Different services have chosen different subsets of this list and I am sure over the coming weeks they will begin to work out which combinations work best with given demographics, but the key takeaway for me is that with millions of monthly users, a substantial fraction of the British population will soon have experience in using age verification, and not only for adult sites.
I am watching these dynamics closely, because age verification is a canary in the coal that raises serious questions about privacy protections. A database of people who visit pornographic sites, for instance, would be a rich target for scammers and extortionists. Thus, getting people used to credential-based transactions that are based on cryptography and not the storage of personally-identifiable information is a big win for both privacy and security.
Adult Services As Trailblazer
Of course, in time, the new identity technologies and the new payment technologies will come together.
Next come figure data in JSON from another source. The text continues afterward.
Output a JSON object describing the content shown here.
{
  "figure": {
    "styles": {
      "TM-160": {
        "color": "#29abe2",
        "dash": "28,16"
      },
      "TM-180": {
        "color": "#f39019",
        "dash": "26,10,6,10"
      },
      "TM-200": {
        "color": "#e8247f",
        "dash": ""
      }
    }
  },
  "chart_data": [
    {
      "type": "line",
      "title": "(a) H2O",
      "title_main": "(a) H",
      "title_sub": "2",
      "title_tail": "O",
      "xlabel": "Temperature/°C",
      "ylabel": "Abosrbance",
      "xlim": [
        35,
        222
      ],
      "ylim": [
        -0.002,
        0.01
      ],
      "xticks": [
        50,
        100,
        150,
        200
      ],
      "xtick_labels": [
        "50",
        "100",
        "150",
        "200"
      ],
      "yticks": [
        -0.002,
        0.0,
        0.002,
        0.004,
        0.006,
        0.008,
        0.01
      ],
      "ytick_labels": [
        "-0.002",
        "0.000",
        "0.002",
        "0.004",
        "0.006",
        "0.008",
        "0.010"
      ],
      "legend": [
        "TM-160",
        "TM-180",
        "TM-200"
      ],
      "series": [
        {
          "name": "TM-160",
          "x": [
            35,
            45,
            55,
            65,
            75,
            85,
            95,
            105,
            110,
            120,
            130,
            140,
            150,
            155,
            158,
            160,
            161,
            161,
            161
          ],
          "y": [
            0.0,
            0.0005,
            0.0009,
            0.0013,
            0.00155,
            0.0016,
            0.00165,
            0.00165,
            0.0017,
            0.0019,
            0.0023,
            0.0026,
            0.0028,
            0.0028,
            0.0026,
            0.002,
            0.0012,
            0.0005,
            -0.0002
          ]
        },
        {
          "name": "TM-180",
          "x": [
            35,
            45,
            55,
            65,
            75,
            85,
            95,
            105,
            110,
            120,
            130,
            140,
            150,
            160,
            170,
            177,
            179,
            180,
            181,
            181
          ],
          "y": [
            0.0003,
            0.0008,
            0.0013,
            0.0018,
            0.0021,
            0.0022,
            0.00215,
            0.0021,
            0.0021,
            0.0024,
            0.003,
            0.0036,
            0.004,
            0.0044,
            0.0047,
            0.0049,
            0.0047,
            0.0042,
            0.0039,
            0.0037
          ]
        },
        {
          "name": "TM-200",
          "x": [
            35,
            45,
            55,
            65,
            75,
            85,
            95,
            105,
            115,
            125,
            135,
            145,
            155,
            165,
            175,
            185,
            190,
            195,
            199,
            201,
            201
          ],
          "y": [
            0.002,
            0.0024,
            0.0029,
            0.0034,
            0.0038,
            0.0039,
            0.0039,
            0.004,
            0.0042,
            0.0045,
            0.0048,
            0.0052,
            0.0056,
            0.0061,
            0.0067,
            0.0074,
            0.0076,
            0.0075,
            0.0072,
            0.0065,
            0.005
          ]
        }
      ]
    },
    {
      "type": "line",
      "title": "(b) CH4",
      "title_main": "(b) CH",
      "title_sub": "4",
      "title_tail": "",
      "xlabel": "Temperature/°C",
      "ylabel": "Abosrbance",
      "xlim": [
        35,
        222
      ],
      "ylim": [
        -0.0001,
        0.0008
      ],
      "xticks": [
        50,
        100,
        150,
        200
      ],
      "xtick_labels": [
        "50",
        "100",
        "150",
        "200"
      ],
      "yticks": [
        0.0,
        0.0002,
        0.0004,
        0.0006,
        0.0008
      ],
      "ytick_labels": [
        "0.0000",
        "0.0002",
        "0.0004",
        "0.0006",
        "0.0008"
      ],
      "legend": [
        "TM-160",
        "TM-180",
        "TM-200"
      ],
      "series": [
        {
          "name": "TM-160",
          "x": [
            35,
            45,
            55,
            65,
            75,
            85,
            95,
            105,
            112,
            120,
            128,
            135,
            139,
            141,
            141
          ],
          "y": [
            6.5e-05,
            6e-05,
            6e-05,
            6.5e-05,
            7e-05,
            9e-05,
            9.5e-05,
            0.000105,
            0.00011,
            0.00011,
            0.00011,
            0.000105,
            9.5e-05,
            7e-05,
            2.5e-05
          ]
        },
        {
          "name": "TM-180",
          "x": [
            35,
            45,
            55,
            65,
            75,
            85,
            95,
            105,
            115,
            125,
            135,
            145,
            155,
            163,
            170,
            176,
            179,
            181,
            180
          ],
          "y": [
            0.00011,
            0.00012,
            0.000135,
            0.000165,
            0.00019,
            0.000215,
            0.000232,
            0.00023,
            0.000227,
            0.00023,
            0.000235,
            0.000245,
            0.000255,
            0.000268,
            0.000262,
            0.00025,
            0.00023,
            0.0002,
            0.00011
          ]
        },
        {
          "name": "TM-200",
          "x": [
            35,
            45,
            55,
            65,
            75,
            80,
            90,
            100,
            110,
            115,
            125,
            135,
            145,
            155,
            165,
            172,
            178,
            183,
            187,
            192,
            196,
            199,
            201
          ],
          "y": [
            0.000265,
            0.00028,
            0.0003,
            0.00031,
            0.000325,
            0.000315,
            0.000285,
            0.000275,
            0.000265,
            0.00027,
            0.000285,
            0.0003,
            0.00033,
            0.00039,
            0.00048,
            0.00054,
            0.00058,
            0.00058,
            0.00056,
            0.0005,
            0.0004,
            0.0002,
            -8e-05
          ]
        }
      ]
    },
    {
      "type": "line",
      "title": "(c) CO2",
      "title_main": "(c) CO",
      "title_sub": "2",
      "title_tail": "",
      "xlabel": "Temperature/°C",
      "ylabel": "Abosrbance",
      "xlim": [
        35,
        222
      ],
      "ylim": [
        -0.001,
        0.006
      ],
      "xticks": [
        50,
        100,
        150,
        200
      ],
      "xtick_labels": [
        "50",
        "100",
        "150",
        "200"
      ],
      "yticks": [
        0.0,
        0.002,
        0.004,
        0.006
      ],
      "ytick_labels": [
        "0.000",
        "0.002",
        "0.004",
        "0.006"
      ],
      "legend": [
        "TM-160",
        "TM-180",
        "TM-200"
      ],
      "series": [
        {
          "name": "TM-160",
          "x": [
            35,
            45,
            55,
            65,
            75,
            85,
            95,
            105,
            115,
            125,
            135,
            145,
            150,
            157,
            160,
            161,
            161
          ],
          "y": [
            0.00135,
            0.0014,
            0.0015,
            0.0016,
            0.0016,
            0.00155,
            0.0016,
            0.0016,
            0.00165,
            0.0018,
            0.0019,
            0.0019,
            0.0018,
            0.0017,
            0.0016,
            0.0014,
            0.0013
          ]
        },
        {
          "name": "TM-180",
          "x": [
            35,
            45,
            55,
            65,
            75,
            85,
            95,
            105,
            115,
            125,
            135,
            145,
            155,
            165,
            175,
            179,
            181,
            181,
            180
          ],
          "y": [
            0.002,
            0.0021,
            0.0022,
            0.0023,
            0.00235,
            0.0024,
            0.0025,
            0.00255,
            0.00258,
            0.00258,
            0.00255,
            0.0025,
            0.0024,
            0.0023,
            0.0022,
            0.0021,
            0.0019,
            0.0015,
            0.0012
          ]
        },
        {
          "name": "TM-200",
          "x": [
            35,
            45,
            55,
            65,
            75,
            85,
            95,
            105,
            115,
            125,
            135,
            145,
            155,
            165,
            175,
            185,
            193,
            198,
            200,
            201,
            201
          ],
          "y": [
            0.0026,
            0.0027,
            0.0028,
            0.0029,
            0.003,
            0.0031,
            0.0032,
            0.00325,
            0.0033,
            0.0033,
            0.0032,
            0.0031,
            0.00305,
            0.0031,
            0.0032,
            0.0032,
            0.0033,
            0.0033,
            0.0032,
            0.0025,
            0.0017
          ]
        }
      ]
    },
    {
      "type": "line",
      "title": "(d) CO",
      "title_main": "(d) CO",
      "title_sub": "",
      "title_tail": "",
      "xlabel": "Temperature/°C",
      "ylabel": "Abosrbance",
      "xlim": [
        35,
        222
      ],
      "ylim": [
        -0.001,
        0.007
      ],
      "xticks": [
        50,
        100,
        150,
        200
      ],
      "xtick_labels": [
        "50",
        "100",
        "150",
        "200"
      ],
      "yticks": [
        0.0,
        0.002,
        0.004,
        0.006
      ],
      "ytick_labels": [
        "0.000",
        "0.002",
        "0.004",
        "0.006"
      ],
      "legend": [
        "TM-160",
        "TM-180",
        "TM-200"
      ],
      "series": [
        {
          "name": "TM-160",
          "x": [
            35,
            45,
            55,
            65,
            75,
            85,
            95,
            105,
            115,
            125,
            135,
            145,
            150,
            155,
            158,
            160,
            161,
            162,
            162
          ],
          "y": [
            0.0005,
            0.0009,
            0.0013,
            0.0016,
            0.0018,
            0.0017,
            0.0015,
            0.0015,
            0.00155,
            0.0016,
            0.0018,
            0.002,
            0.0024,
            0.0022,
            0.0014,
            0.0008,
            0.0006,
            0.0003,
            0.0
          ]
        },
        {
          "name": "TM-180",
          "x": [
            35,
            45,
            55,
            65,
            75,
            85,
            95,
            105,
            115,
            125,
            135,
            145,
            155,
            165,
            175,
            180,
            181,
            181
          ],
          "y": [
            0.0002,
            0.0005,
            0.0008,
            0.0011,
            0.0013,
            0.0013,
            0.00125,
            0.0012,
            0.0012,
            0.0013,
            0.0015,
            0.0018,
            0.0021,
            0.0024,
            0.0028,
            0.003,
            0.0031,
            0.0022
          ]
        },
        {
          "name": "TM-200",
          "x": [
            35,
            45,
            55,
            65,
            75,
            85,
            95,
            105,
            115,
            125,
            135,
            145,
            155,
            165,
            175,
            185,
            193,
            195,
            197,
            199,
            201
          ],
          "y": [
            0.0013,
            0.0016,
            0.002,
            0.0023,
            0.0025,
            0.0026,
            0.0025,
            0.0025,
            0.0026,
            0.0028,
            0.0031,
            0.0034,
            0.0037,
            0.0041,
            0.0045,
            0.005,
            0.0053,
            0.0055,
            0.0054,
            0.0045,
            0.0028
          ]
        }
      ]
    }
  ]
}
If I can have a pseudonymous wallet from (for example) my bank and I can use that wallet to hold stablecoins or central bank digital currency and I can use that money to visit an adult services site without adult site ever knowing my real name or any other personal details, and the money issuers having no idea who it was who used the currency at the site, then we have a much better infrastructure for the post-industrial always-on society and not only for adult services.
For this to work, the wallet needs to provide two functions to the adult sites: a persistent and unique site-specific identifier, and a cryptographic proof that the wallet owner is over 18.
Just as adult services drove the evolution of the online payments sector, so perhaps it will be the adult sector that drives the adoption of convenient and effective privacy-enhacing identity services just as it drove the adoption of convenient and effective payment services!